Back to all How-tos

PDF/A-3 and e-Invoicing

Original Author: Manuel Polling

e-Invoicing standards are emerging more and more across the globe, are seeing more use, and are increasingly being required. A number of these require PDF/A-3 with an XML attachment. Connect 2019.1 comes with features for creating PDF/A-3, and turning them into ZUGFeRD, and Factur-X conforming e-invoices. PDF/A-3 has of course other applications besides e-invoicing, it’s an archive format after all, and those applications become possible as well of course. This article explains where the new functionality is located in OL Connect, and how it can be used. We also briefly go into PDF/A-3 and its (e-invoicing) applications.

Why PDF/A-3

Anyone not yet familiar with PDF/A-3 might wonder what the benefits are beyond the older PDF/A-1, or regular PDF. These can be summarized as follows:

  • PDF/A is a standardized subset of PDF that focuses on archiving. A PDF/A file is intended to still be readable decades after it has been produced; for instance, by requiring all fonts to be embedded so there are no dependencies on other files.
  • PDF/A-3 allows transparency, OpenType fonts, and other things that were not yet allowed in PDF/A-1, because the A-3 version of the standard is based on a later version of PDF (as is PDF/A-2).
  • PDF/A-3 specifically allows embedding of any file as an attachment in a PDF/A file.
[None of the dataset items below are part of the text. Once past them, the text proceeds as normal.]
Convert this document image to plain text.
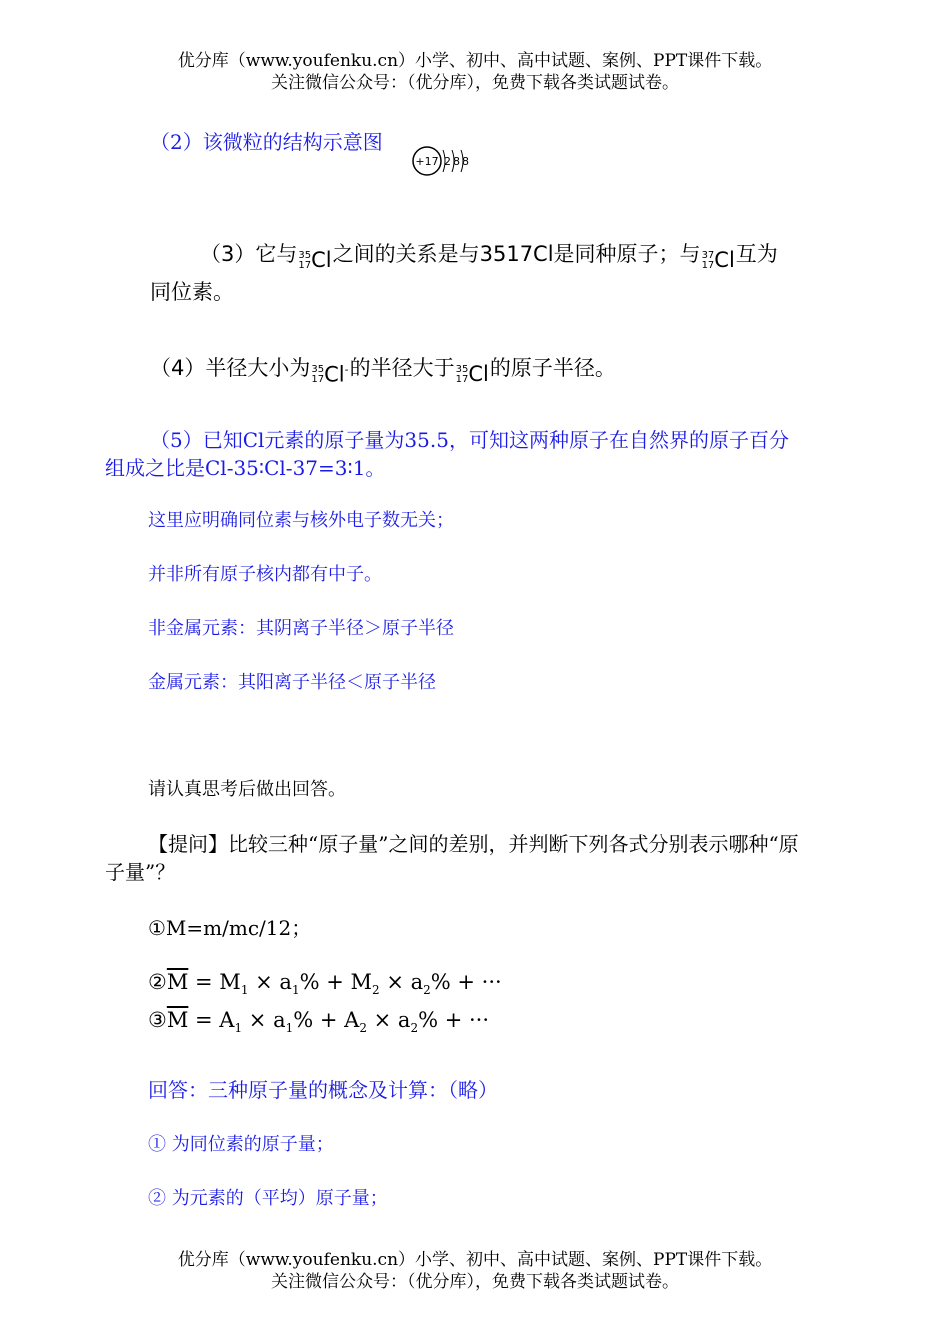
优分库（www.youfenku.cn）小学、初中、高中试题、案例、PPT课件下载。
关注微信公众号：（优分库），免费下载各类试题试卷。
（2）该微粒的结构示意图
+17 288
（3）它与35
17Cl之间的关系是与3517Cl是同种原子；与37
17Cl互为
同位素。
（4）半径大小为35
17Cl-的半径大于35
17Cl的原子半径。
（5）已知Cl元素的原子量为35.5，可知这两种原子在自然界的原子百分
组成之比是Cl-35∶Cl-37=3∶1。
这里应明确同位素与核外电子数无关；
并非所有原子核内都有中子。
非金属元素：其阴离子半径＞原子半径
金属元素：其阳离子半径＜原子半径
请认真思考后做出回答。
【提问】比较三种“原子量”之间的差别，并判断下列各式分别表示哪种“原
子量”？
①M=m/mc/12；
$②\overline{M} = M_1 \times a_1\% + M_2 \times a_2\%$ + ···
$③\overline{M} = A_1 \times a_1\% + A_2 \times a_2\%$ + ···
回答：三种原子量的概念及计算：（略）
① 为同位素的原子量；
② 为元素的（平均）原子量；
优分库（www.youfenku.cn）小学、初中、高中试题、案例、PPT课件下载。
关注微信公众号：（优分库），免费下载各类试题试卷。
The ability to have a single file that is a human readable document (that will remain readable in the future), that can also contain a machine readable version, the original source, or any other related data, opens up interesting new possibilities. More detailed information about PDF/A-3 can be found below.

PDF/A-3 output in OL Connect

Connect 2019.1 will let you create PDF/A-3 conforming files from Output Creation. To embed files in these PDF’s, a new task “PDF/A-3 attachments” has been added to Workflow. Together, these functionalities allow you to produce PDF/A-3 files for archiving, e-invoicing, or any other application where it is convenient to combine PDF with other file formats.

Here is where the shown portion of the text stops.